With a Federal Reserve that managed to raise rates until December 2018 (giving room when the next economic downturn will come) and a US economy that had rebounded impressively following the 2008 financial crisis, the advantage is still on the largest economic power.

Price action squeeze – more pain ahead?

In terms of the EURUSD currency pair, the price action structure does not look good for the buyers. forex trading, as well as activity from other brokerage companies, had pushed the price towards the 1.1120 key support area in what looks like a descending triangle formation.

From an order flow perspective, it means that sellers are willing to sell after each pullback (as we can see what happened when the price hit the falling trend line) and it could also suggest that a breakout below the support zone will happen in the near-term.

Alt text: EURUSD technical analysis

If that will materialize, the odds of the price continuing to slump towards 1.0500 support zone until the end of 2019 are high, considering that Europe is in a much worse economic condition than the US.
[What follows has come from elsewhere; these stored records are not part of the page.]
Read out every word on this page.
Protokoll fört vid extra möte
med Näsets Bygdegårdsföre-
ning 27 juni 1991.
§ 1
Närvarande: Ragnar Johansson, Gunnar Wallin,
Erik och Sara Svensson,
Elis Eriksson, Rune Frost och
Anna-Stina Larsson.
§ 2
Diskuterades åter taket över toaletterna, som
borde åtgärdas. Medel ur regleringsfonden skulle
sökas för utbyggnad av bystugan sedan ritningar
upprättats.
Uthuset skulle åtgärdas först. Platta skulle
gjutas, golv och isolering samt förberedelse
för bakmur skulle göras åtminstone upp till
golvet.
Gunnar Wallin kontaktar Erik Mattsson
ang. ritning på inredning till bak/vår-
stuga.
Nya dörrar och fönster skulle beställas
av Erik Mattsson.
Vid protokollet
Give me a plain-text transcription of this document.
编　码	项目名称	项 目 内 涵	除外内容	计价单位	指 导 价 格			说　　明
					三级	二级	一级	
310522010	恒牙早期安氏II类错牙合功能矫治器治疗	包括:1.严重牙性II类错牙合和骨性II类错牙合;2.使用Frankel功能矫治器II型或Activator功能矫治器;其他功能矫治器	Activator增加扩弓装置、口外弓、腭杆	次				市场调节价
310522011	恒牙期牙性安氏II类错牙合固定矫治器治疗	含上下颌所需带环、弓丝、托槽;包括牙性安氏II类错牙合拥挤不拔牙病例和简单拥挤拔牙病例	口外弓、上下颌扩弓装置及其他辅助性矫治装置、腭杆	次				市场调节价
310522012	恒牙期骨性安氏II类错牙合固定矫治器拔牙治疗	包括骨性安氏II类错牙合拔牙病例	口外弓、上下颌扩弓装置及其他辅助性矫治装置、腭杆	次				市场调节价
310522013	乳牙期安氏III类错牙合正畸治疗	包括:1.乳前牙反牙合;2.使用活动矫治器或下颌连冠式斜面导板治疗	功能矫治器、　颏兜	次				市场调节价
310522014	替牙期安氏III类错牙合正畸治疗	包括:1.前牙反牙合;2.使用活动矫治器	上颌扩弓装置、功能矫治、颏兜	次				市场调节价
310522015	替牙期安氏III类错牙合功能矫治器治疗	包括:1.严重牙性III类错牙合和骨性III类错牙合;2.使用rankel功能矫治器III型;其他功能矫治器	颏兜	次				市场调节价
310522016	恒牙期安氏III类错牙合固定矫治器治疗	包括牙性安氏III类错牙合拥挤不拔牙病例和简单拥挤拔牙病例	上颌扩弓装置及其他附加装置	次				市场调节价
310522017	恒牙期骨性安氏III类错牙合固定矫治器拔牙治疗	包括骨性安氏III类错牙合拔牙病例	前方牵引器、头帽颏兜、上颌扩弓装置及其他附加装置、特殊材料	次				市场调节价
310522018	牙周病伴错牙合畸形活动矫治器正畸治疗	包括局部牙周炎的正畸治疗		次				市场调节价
Slowing economic activity in Germany doubled by the conflict between the Italian extremist government and the EU + an uncertain Brexit outcome  could continue to weigh heavily on the Euro price.

We can also see the EURUSD performance as a bearish parabolic structure, which at the present time point towards further losses. In order to negate the current bearish conditions, buyers will have a heavy task of driving the price above the daily 200 simple moving average. The price did not trade above it since May 2018, and we suspect any attempt by the buyers to break above the MA will be met with heavy selling orders.

With no sign of improvement both from an economic and political standpoint, the EURUSD is doomed to continue to edge, especially if we consider that the Federal Reserve already confirmed it will keep monetary policy unchanged in the near term. The most important sign of the bearish move continuing lower will be the breakout below 1.1120, which is what the sellers will need to watch very carefully.